Information on stages

soumya5891 · Post by **soumya5891** » Wed Feb 11, 2015 11:23 am

I have a situation where I have to determine any cross flow dataset dependency which is like below

Assumes one sequence job S1,it consists two parallel job P11 and P12 and another sequence S2,it consists two parallel job P21 and P22.

Now assume one dataset has been written in the P11 job and which is ds1.Now ds1 is directly using in P21.So in this case ds1 is being created in one flow and being used in another flow. I need to find out this type of datasets.
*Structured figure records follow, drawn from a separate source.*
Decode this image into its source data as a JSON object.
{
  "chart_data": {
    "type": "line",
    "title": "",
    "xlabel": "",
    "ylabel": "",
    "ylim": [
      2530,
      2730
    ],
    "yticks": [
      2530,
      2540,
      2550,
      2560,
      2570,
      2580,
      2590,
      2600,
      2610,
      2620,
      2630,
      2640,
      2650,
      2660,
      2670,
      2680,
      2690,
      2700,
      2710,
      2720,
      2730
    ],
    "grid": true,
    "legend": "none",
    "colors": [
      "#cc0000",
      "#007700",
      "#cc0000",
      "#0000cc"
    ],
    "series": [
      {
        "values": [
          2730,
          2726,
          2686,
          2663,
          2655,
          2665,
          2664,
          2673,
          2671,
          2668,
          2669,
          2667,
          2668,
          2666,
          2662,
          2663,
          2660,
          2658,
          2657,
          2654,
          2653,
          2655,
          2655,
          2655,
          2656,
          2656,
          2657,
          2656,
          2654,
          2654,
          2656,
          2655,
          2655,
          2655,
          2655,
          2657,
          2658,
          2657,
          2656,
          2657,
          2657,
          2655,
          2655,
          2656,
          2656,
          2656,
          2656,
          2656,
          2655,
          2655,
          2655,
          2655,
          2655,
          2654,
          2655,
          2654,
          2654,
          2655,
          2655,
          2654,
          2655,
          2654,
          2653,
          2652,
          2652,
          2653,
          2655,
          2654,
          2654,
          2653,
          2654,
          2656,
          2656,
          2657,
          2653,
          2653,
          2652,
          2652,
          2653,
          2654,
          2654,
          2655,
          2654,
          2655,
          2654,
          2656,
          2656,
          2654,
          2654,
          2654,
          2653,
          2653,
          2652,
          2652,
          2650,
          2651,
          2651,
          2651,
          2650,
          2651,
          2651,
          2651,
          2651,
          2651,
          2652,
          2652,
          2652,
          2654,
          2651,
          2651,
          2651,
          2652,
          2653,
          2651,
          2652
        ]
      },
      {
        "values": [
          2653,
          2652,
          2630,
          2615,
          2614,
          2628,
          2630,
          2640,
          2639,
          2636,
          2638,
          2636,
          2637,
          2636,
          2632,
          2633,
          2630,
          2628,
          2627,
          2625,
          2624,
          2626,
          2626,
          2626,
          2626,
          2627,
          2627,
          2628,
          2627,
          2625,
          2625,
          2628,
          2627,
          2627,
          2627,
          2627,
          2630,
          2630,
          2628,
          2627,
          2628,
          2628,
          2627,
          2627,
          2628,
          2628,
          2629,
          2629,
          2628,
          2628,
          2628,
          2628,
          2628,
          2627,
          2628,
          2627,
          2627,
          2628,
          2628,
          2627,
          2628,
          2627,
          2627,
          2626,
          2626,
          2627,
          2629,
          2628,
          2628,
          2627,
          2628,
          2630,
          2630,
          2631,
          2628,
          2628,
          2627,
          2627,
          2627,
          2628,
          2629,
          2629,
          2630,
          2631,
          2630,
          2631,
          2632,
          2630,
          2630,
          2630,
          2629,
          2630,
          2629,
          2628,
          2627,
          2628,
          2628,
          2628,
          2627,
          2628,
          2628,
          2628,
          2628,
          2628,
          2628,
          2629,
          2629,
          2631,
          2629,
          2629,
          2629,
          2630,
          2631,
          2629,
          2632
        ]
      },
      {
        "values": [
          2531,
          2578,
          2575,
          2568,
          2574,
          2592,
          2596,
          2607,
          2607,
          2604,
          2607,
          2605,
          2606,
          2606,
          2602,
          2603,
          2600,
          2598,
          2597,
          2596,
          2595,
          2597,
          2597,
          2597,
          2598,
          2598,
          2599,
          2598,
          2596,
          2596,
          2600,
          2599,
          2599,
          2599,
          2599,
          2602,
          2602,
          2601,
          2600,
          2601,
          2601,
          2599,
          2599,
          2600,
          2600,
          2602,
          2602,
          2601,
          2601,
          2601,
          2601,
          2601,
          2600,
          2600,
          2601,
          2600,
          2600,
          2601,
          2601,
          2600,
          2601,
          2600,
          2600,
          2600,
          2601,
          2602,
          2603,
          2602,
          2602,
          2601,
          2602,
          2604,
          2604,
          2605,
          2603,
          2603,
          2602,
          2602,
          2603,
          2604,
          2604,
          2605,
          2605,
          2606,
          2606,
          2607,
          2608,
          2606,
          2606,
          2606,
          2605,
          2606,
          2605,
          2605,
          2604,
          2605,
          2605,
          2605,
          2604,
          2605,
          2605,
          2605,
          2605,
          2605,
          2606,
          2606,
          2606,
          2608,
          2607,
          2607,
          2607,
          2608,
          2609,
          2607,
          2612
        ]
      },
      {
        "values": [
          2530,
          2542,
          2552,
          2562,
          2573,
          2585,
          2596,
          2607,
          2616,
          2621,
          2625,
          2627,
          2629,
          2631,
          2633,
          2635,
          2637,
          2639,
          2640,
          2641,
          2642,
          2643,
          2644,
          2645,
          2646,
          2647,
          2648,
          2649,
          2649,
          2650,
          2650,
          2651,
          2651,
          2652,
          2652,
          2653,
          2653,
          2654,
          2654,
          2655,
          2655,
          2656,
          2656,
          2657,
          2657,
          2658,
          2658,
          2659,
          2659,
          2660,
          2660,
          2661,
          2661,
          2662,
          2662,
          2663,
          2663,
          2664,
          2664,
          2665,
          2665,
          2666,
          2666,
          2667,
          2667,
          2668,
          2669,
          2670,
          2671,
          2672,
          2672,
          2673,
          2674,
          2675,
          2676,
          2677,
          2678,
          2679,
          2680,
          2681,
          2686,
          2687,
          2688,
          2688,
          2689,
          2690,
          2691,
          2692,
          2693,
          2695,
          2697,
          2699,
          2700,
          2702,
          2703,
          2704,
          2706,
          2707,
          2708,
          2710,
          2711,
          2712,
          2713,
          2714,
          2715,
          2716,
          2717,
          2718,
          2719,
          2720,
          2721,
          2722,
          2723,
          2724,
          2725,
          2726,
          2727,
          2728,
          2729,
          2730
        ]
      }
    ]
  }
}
Can you please suggest what is the best way for this?

ShaneMuir · Post by **ShaneMuir** » Wed Feb 11, 2015 11:48 am

I don't suppose that you have saved the table definitions of the datasets and imported them into the DataSet stage each time a job was created? If yes then you can just do a where used on the table definition.

Otherwise, it would most likely be some sort of export to DSX and search for the jobs using the specific dataset name (provided its not parameterised).
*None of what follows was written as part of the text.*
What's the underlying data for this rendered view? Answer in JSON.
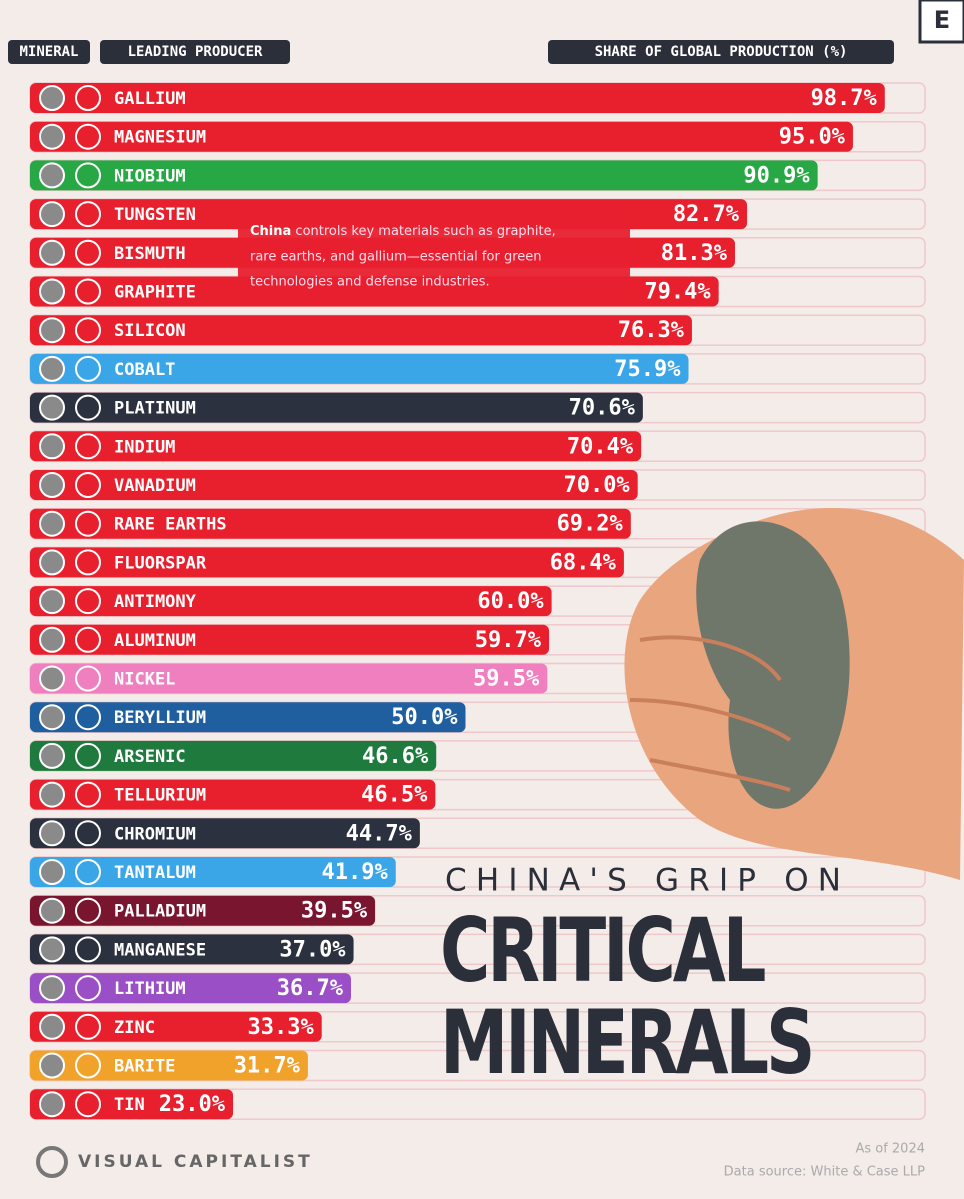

soumya5891 · Post by **soumya5891** » Wed Feb 11, 2015 11:59 am

Thanks a lot for the reply. You are right am not saving the table definition of the dataset.
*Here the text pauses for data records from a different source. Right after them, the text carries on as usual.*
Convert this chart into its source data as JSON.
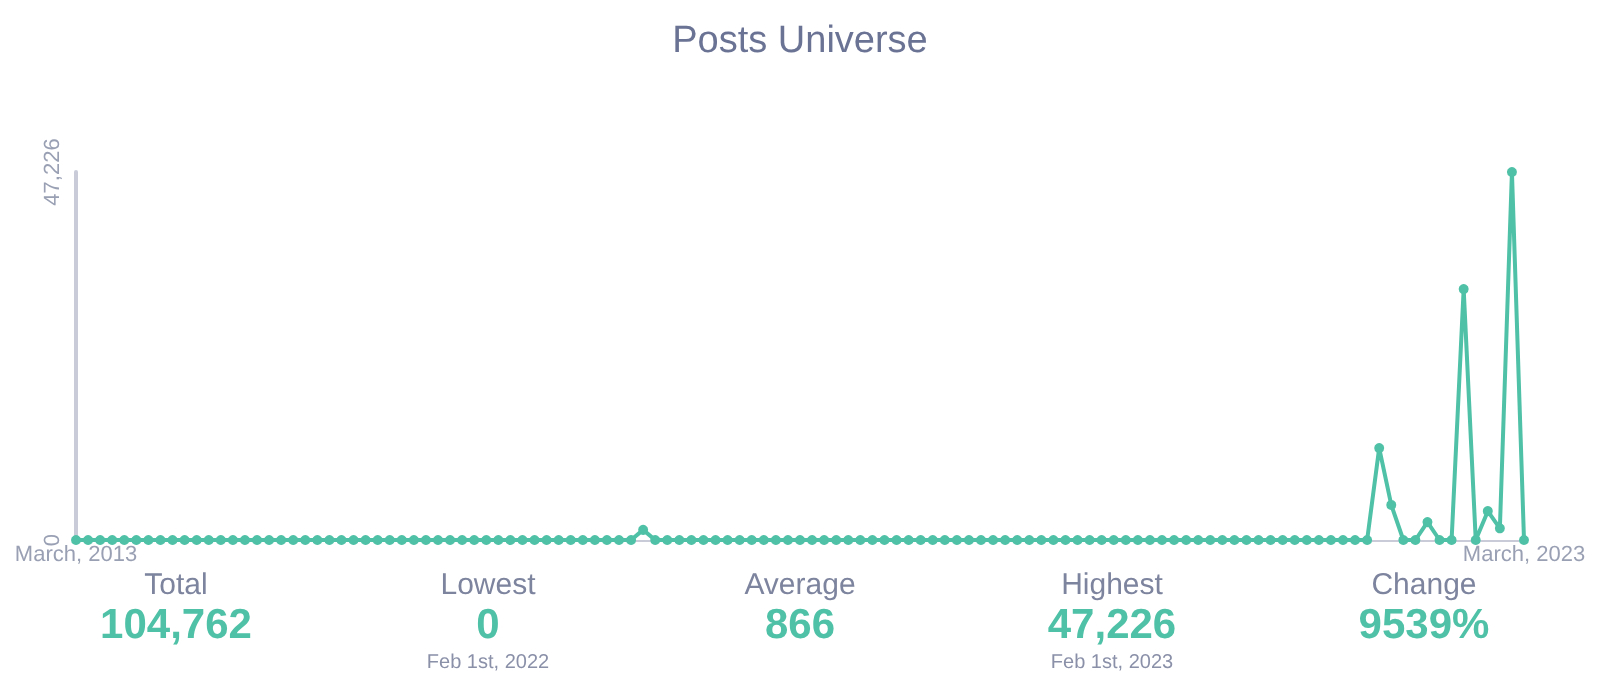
{
  "chart_data": {
    "type": "line",
    "title": "Posts Universe",
    "categories": [
      "March, 2013",
      null,
      null,
      null,
      null,
      null,
      null,
      null,
      null,
      null,
      null,
      null,
      null,
      null,
      null,
      null,
      null,
      null,
      null,
      null,
      null,
      null,
      null,
      null,
      null,
      null,
      null,
      null,
      null,
      null,
      null,
      null,
      null,
      null,
      null,
      null,
      null,
      null,
      null,
      null,
      null,
      null,
      null,
      null,
      null,
      null,
      null,
      null,
      null,
      null,
      null,
      null,
      null,
      null,
      null,
      null,
      null,
      null,
      null,
      null,
      null,
      null,
      null,
      null,
      null,
      null,
      null,
      null,
      null,
      null,
      null,
      null,
      null,
      null,
      null,
      null,
      null,
      null,
      null,
      null,
      null,
      null,
      null,
      null,
      null,
      null,
      null,
      null,
      null,
      null,
      null,
      null,
      null,
      null,
      null,
      null,
      null,
      null,
      null,
      null,
      null,
      null,
      null,
      null,
      null,
      null,
      null,
      null,
      null,
      null,
      null,
      null,
      null,
      null,
      null,
      null,
      null,
      null,
      null,
      null,
      "March, 2023"
    ],
    "series": [
      {
        "color": "#4fc1a6",
        "values": [
          0,
          0,
          0,
          0,
          0,
          0,
          0,
          0,
          0,
          0,
          0,
          0,
          0,
          0,
          0,
          0,
          0,
          0,
          0,
          0,
          0,
          0,
          0,
          0,
          0,
          0,
          0,
          0,
          0,
          0,
          0,
          0,
          0,
          0,
          0,
          0,
          0,
          0,
          0,
          0,
          0,
          0,
          0,
          0,
          0,
          0,
          0,
          1300,
          0,
          0,
          0,
          0,
          0,
          0,
          0,
          0,
          0,
          0,
          0,
          0,
          0,
          0,
          0,
          0,
          0,
          0,
          0,
          0,
          0,
          0,
          0,
          0,
          0,
          0,
          0,
          0,
          0,
          0,
          0,
          0,
          0,
          0,
          0,
          0,
          0,
          0,
          0,
          0,
          0,
          0,
          0,
          0,
          0,
          0,
          0,
          0,
          0,
          0,
          0,
          0,
          0,
          0,
          0,
          0,
          0,
          0,
          0,
          0,
          11800,
          4500,
          0,
          0,
          2300,
          0,
          0,
          32200,
          0,
          3700,
          1500,
          47226,
          0
        ]
      }
    ],
    "ylim": [
      0,
      47226
    ],
    "yticks": [
      0,
      {
        "value": 47226,
        "label": "47,226"
      }
    ],
    "grid": false,
    "marker": "circle",
    "line_style": "solid",
    "annotations": [
      "Total\n104,762",
      "Lowest\n0\nFeb 1st, 2022",
      "Average\n866",
      "Highest\n47,226\nFeb 1st, 2023",
      "Change\n9539%"
    ]
  }
}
I have missed in the requirement,extremely sorry for that. My input is the sequence job name (S2) from that I need to get the result.

I have tried it with some kind of shell scripting on the .dsx file of whole time but as the size of DSX is large so its taking long time to give the result.

ray.wurlod · Post by **ray.wurlod** » Wed Feb 11, 2015 3:28 pm

The best way is to use Metadata Workbench. It has the ability automatically to recognise the situation you describe, and report on it.